The two of you who missed this column last week should know I was not on vacation. I was locked in a conference in the nation's capital.
I think I earned a couple vacations for this trip. I love Washington DC, but not the getting there. It's hard work.
From Pike county there aren't many options. You can't fly. Can't take a train. You're limited to jumping in the car and finding the shortest route to Interstate 81. Four hundred fifty miles and a couple heart attacks later you're in sight of the Washington Monument pulling into the hotel.
That's after travelling all evening on highways designed to carry traffic at 75-80 miles an hour into a city built on a layout designed to carry traffic at the speed of horse. If you're not lost when you find your hotel you're at least dizzy.
Washington DC is a maze of circles and diagonals and straight lines all emanating from center. It is a miracle anyone ever found anything there before Google Maps. The best thing you can do once you get to DC is hide the keys until it's time to go home. Take the subway or the bus. Get an Uber.
Not that we had a chance to do any sightseeing. We were packed for two days, Wednesday and Thursday, in a conference of government grant recipients and government grant makers talking about grants. There are a lot of opportunities coming if we are ready for them.
Some of the opportunities are brilliant. Some of them are baffling. The whole of them are a bit unreal. When the gathering ended late Thursday afternoon, my partner and I were about worn out with a night left in the hotel.

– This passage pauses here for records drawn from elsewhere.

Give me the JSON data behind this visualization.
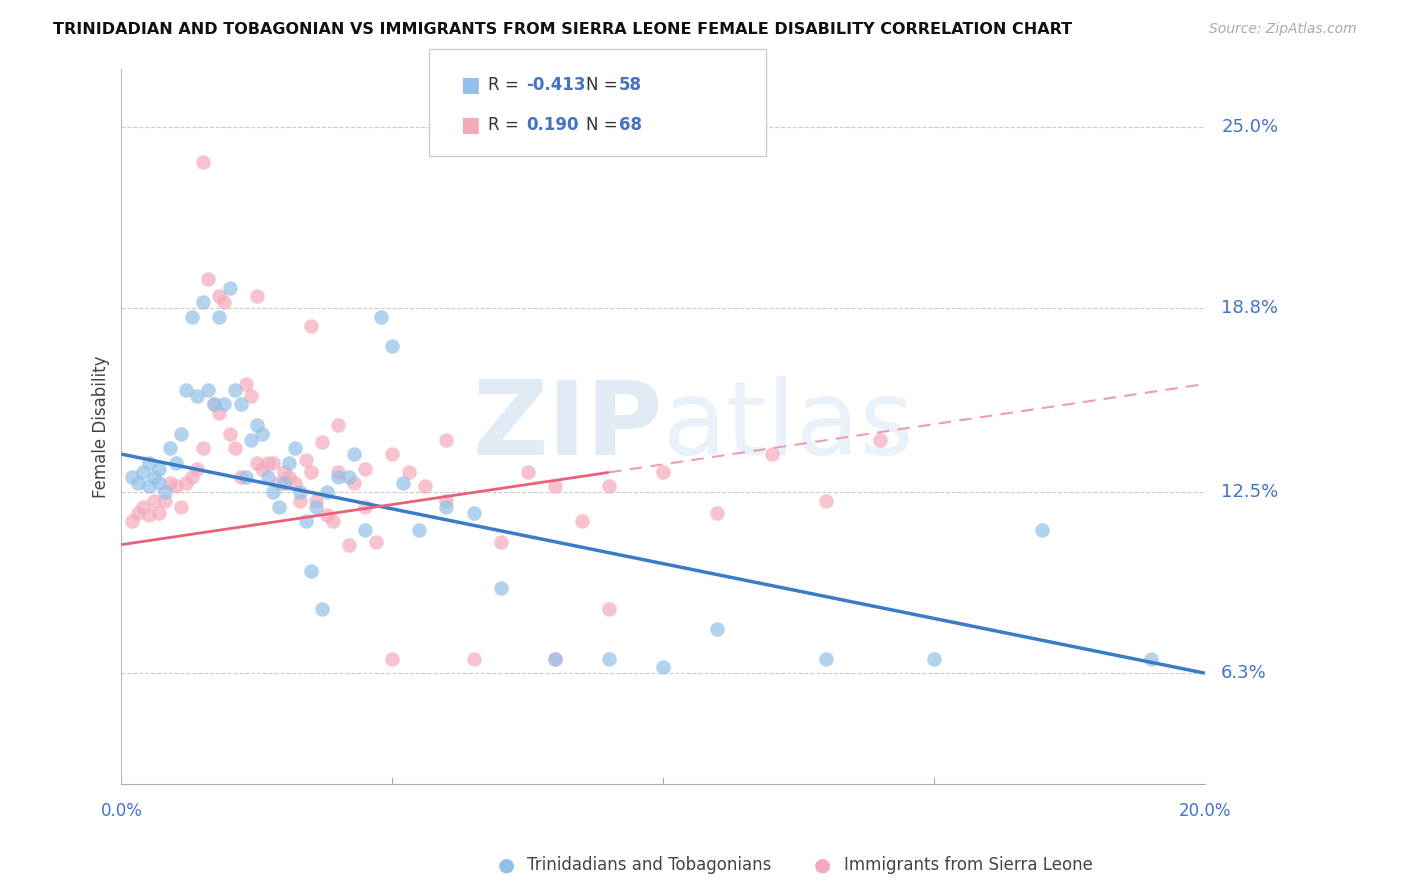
{
  "title": "TRINIDADIAN AND TOBAGONIAN VS IMMIGRANTS FROM SIERRA LEONE FEMALE DISABILITY CORRELATION CHART",
  "source": "Source: ZipAtlas.com",
  "ylabel": "Female Disability",
  "yticks": [
    0.063,
    0.125,
    0.188,
    0.25
  ],
  "ytick_labels": [
    "6.3%",
    "12.5%",
    "18.8%",
    "25.0%"
  ],
  "xmin": 0.0,
  "xmax": 0.2,
  "ymin": 0.025,
  "ymax": 0.27,
  "label1": "Trinidadians and Tobagonians",
  "label2": "Immigrants from Sierra Leone",
  "color1": "#92C0E8",
  "color2": "#F4AABB",
  "line1_color": "#3A7CC7",
  "line2_color": "#E8607A",
  "line2_dash_color": "#E8A0B0",
  "watermark_zip": "ZIP",
  "watermark_atlas": "atlas",
  "title_color": "#111111",
  "axis_label_color": "#4472C4",
  "blue_line_x0": 0.0,
  "blue_line_y0": 0.138,
  "blue_line_x1": 0.2,
  "blue_line_y1": 0.063,
  "pink_line_x0": 0.0,
  "pink_line_y0": 0.107,
  "pink_line_x1": 0.2,
  "pink_line_y1": 0.162,
  "pink_line_solid_x1": 0.09,
  "blue_scatter_x": [
    0.002,
    0.003,
    0.004,
    0.005,
    0.005,
    0.006,
    0.007,
    0.007,
    0.008,
    0.009,
    0.01,
    0.011,
    0.012,
    0.013,
    0.014,
    0.015,
    0.016,
    0.017,
    0.018,
    0.019,
    0.02,
    0.021,
    0.022,
    0.023,
    0.024,
    0.025,
    0.026,
    0.027,
    0.028,
    0.029,
    0.03,
    0.031,
    0.032,
    0.033,
    0.034,
    0.035,
    0.036,
    0.037,
    0.038,
    0.04,
    0.042,
    0.043,
    0.045,
    0.048,
    0.05,
    0.052,
    0.055,
    0.06,
    0.065,
    0.07,
    0.08,
    0.09,
    0.1,
    0.11,
    0.13,
    0.15,
    0.17,
    0.19
  ],
  "blue_scatter_y": [
    0.13,
    0.128,
    0.132,
    0.127,
    0.135,
    0.13,
    0.128,
    0.133,
    0.125,
    0.14,
    0.135,
    0.145,
    0.16,
    0.185,
    0.158,
    0.19,
    0.16,
    0.155,
    0.185,
    0.155,
    0.195,
    0.16,
    0.155,
    0.13,
    0.143,
    0.148,
    0.145,
    0.13,
    0.125,
    0.12,
    0.128,
    0.135,
    0.14,
    0.125,
    0.115,
    0.098,
    0.12,
    0.085,
    0.125,
    0.13,
    0.13,
    0.138,
    0.112,
    0.185,
    0.175,
    0.128,
    0.112,
    0.12,
    0.118,
    0.092,
    0.068,
    0.068,
    0.065,
    0.078,
    0.068,
    0.068,
    0.112,
    0.068
  ],
  "pink_scatter_x": [
    0.002,
    0.003,
    0.004,
    0.005,
    0.006,
    0.007,
    0.008,
    0.009,
    0.01,
    0.011,
    0.012,
    0.013,
    0.014,
    0.015,
    0.016,
    0.017,
    0.018,
    0.019,
    0.02,
    0.021,
    0.022,
    0.023,
    0.024,
    0.025,
    0.026,
    0.027,
    0.028,
    0.029,
    0.03,
    0.031,
    0.032,
    0.033,
    0.034,
    0.035,
    0.036,
    0.037,
    0.038,
    0.039,
    0.04,
    0.042,
    0.043,
    0.045,
    0.047,
    0.05,
    0.053,
    0.056,
    0.06,
    0.065,
    0.07,
    0.075,
    0.08,
    0.085,
    0.09,
    0.1,
    0.11,
    0.12,
    0.13,
    0.14,
    0.015,
    0.018,
    0.025,
    0.035,
    0.04,
    0.05,
    0.06,
    0.08,
    0.09,
    0.045
  ],
  "pink_scatter_y": [
    0.115,
    0.118,
    0.12,
    0.117,
    0.122,
    0.118,
    0.122,
    0.128,
    0.127,
    0.12,
    0.128,
    0.13,
    0.133,
    0.14,
    0.198,
    0.155,
    0.152,
    0.19,
    0.145,
    0.14,
    0.13,
    0.162,
    0.158,
    0.135,
    0.133,
    0.135,
    0.135,
    0.128,
    0.132,
    0.13,
    0.128,
    0.122,
    0.136,
    0.132,
    0.122,
    0.142,
    0.117,
    0.115,
    0.132,
    0.107,
    0.128,
    0.133,
    0.108,
    0.138,
    0.132,
    0.127,
    0.122,
    0.068,
    0.108,
    0.132,
    0.127,
    0.115,
    0.127,
    0.132,
    0.118,
    0.138,
    0.122,
    0.143,
    0.238,
    0.192,
    0.192,
    0.182,
    0.148,
    0.068,
    0.143,
    0.068,
    0.085,
    0.12
  ]
}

The great thing about Washington is there's always something worth experiencing and we settled quickly on the Immersive Vincent Van Gogh multimedia art exhibit. It was a quick Uber from the hotel to the exhibition hall in a repurposed shopping center.

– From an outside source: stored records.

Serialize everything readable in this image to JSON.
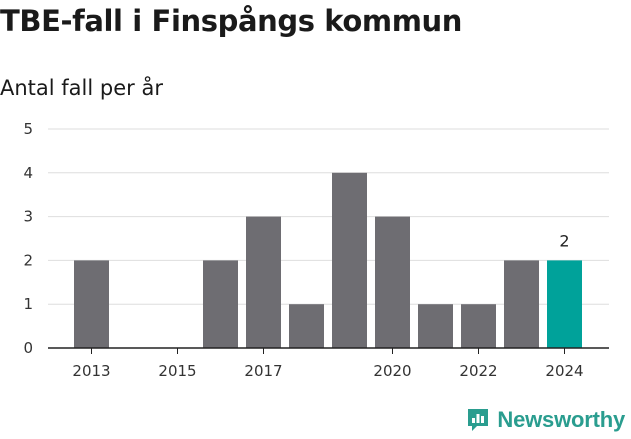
{
  "title": "TBE-fall i Finspångs kommun",
  "subtitle": "Antal fall per år",
  "brand": {
    "name": "Newsworthy",
    "icon": "newsworthy-logo-icon",
    "color": "#2a9d8f"
  },
  "chart_data": {
    "type": "bar",
    "categories": [
      "2013",
      "2014",
      "2015",
      "2016",
      "2017",
      "2018",
      "2019",
      "2020",
      "2021",
      "2022",
      "2023",
      "2024"
    ],
    "x_tick_labels": [
      "2013",
      "",
      "2015",
      "",
      "2017",
      "",
      "",
      "2020",
      "",
      "2022",
      "",
      "2024"
    ],
    "values": [
      2,
      0,
      0,
      2,
      3,
      1,
      4,
      3,
      1,
      1,
      2,
      2
    ],
    "ylim": [
      0,
      5
    ],
    "y_ticks": [
      0,
      1,
      2,
      3,
      4,
      5
    ],
    "grid": true,
    "bar_color": "#6e6d72",
    "highlight_color": "#00a29a",
    "highlight_index": 11,
    "data_labels": [
      {
        "index": 11,
        "text": "2"
      }
    ]
  }
}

Somehow getting lost in the high tech re-framing of Van Gogh's world of colors and light brought us back to reality. The multi-sensory extravaganza was invigorating compared to the agency speak drab of the previous 48 hours. And it only took about an hour.
You can't see anything you want to see in DC in an hour. Perfect for a random Thursday evening. That gave us plenty of time for tapas at a small Brazilian jazz club down the street from our hotel. If you're going to be in an international city like Washington, you should take advantage of the many options.
It was a fast trip to DC, it was a full trip. Drive there Tuesday, meetings Wednesday and Thursday, drive back Friday. For those of you wondering about the actual time it takes, I can report that it's possible to leave a DC hotel at 7:30am and be home in Pike county at 2:30pm.
But I wouldn't necessarily recommend it.